The statistical physics of the econophysics method was shown as an important approach for UCI in this study. This is the first time that the power of UCI has been linked to the social and economic factors with the application of statistical physics of the econophysics method. In order to establish the UCI, human, industry, and technology factors have to be taken into consideration in the economic parameters of the urban area. In this research, the level of education of people, urban technology, size of urban market, and urban economic development have been statistically evaluated. The reason for dealing with factors other than economic factors is that they are uniquely positioned to provide dynamic environments in which the cities operate. In addition, the vast urban areas of the world are sources of basic knowledge and innovation. This makes them central to the globalizing world economy. However, this globalizing context means increasing competition between cities in order to secure the limited resources available.

The fact that the factors that are considered to influence UCI are in large numbers triggers the artificial level of the methods to be developed. The main reason for the display of the city's competitive talents is that it makes it attractive for investment and capital. Most of the work done for urban regeneration is at the regional level, resulting in the weakening of the competitiveness of those cities as a result of global changes. In this work, competitive indexes of big cities in the world were created. The limitation of the factors taken into consideration is based on the previous studies. However, among these factors, the UCI was formed by ignoring the political structures of the countries, and therefore regulations and laws. But, it should be noted that the competitiveness of the countries is the effect of social and political structures.

There are differences in the results when we take into consideration the data of the UCI obtained by the new method (econophysical approach method) that we have chosen in this study according to the report of the World Economic Forum in 2014 and PricewaterhouseCoopers (PwC) under the UC report. It is evident that the uncertainty and imbalance in the economies are less in the cities where UCI is high. At the same time, it is foreseen that with this approach, the high index of UC will be strong in future economies. At the same time, with the use of this approach, it is predicted that the future economies of the cities will be strong by having a high UC index.

Nevertheless, the fact that the UCI is low can be said to be a negative one in terms of the economy of the urban areas. As a result, social and economic factors are linked to UCI; tangible results have been obtained with the numerical data and the methods used for this research for the first time.
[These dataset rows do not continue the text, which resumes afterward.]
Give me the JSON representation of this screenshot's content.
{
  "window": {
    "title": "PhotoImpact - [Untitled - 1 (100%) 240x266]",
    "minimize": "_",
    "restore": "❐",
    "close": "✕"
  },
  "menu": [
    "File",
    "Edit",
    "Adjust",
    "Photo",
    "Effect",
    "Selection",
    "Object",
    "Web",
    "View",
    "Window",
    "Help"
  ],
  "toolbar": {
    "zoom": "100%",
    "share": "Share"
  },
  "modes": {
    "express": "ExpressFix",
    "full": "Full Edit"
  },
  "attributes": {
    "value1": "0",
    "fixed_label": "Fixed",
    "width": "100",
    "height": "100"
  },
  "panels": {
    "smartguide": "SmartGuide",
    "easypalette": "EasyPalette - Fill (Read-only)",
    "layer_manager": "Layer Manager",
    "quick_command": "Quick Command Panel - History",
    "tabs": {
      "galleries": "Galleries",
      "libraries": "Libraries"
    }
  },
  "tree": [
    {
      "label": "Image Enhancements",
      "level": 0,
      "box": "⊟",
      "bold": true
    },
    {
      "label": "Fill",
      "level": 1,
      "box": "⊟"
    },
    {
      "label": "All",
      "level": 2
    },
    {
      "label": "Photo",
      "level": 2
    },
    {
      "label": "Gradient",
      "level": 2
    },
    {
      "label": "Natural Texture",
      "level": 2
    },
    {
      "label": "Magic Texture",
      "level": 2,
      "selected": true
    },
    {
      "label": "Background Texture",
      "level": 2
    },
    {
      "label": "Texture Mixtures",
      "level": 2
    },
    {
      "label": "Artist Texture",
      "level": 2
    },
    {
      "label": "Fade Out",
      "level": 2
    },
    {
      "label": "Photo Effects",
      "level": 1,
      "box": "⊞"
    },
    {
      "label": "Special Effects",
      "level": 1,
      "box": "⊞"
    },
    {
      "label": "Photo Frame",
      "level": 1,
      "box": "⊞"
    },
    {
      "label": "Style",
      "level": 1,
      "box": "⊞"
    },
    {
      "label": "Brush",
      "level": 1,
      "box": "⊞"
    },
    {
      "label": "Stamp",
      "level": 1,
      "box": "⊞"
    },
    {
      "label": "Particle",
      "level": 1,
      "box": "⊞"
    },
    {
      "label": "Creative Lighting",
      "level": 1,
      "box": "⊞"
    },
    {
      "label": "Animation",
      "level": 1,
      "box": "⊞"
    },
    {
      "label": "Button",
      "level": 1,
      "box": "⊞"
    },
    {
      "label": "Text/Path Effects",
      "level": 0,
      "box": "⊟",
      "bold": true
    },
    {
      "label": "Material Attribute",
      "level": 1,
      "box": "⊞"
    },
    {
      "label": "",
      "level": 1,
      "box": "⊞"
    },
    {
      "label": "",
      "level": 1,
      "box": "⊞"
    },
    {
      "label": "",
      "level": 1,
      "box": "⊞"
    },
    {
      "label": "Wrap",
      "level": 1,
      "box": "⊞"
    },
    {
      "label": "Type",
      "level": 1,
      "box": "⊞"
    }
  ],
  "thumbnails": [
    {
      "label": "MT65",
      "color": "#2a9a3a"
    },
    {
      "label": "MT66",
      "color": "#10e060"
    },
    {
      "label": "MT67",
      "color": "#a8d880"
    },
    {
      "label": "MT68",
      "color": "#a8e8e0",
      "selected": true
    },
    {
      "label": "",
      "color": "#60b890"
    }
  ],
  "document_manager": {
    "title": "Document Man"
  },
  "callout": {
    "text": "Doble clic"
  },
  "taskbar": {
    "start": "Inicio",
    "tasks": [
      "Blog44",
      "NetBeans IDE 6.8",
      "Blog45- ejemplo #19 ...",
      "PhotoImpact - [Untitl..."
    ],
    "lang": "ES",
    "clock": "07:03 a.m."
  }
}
In the later stages of this research, an interactive statistical analysis of parametric and nonparametric factors will be performed by using the Box–Behnken technique, which is among the design of experiment methods by determining the different levels of the factors involved in this work. The reason for using this method is to show how the optimization models to be achieved are not linear and that the stochasticity and the factors influence the responses in the superficial graphs. In addition, it is aimed to enrich the optimum results obtained with the optimization mathematical models to be created with the scenarios.

Data Availability

The numerical data used to support the findings of this study have been deposited in the Global Urban Competitiveness Report 2011-2012. Also, we used World Bank urban development data sources. The numerical data used to support the findings of this study were supplied by Marmara University Scientific Research Institute under project no: FEN-C-DRP110618-0344 and so cannot be made freely available. Requests for access to these data should be made to Mr. Abdulkadir Atalan, Bayburt University, Engineering Faculty, Department of Mechanical Engineering, Turkey, [email protected].

Conflicts of Interest

The authors declare that they have no conflicts of interest.